I don't think I've changed all that much since becoming a mom. If I've changed I've just become more like myself than ever—more of a homebody, more attached to having a plan—an amplification of who I was before.
One thing has definitely changed: I cannot learn about a child dying without starting to cry. It can be fiction, it can be non-fiction, it can be a 1,000 word essay or a 10 word tweet, it could have happened yesterday or 100 years ago—whatever it is, I will shed tears. Same with a baby being taken from its mother or lost in some way.
Of course these kinds of things were always upsetting, but I don't ever remember crying over them before. Not unless I had a personal connection to the tragedy. Learning about a 1-year-old who died of scarlet fever 159 years ago is not exactly new information that requires my immediate emotional response.
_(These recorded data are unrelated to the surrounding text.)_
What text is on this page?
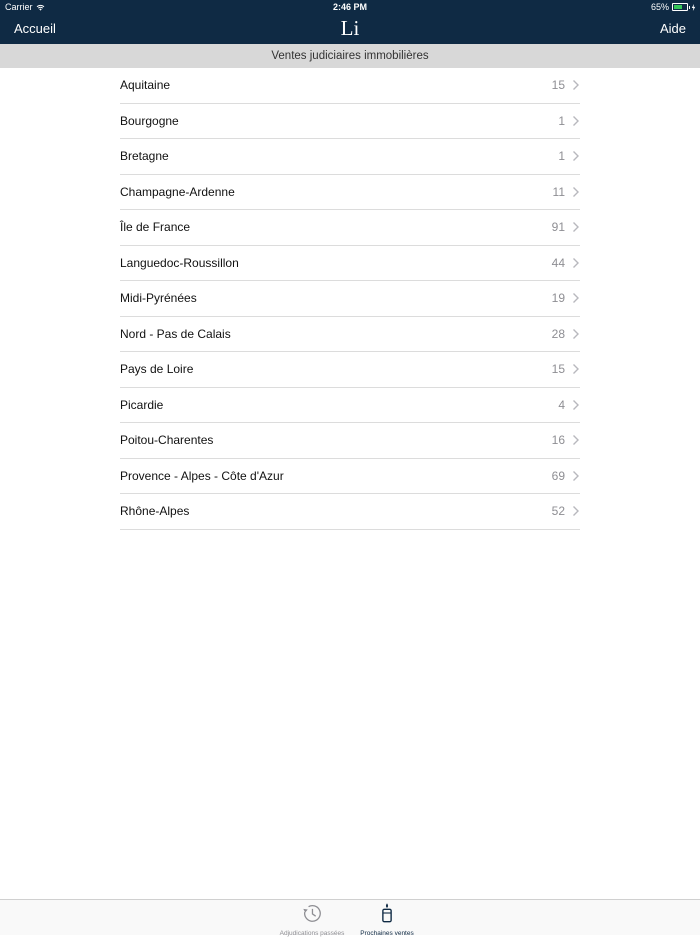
Carrier	2:46 PM	65%
Accueil	Li	Aide
Ventes judiciaires immobilières
Aquitaine	15
Bourgogne	1
Bretagne	1
Champagne-Ardenne	11
Île de France	91
Languedoc-Roussillon	44
Midi-Pyrénées	19
Nord - Pas de Calais	28
Pays de Loire	15
Picardie	4
Poitou-Charentes	16
Provence - Alpes - Côte d'Azur	69
Rhône-Alpes	52
Adjudications passées	Prochaines ventes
And yet, I will now cry over it.
It makes sense, of course. In the course of human history, mothers who are attached to their babies probably do better on average in getting those babies to adulthood. Obviously I'm crying about my baby, and the idea of anything happening to him, but I also find myself crying for all the women who have had to live through their children's deaths.
Up until about 200 years ago, half of all children didn't live to their fifth birthday. That is so much cumulative grief, I don't even know how to think about it. So instead you will now find me over here crying about it occasionally.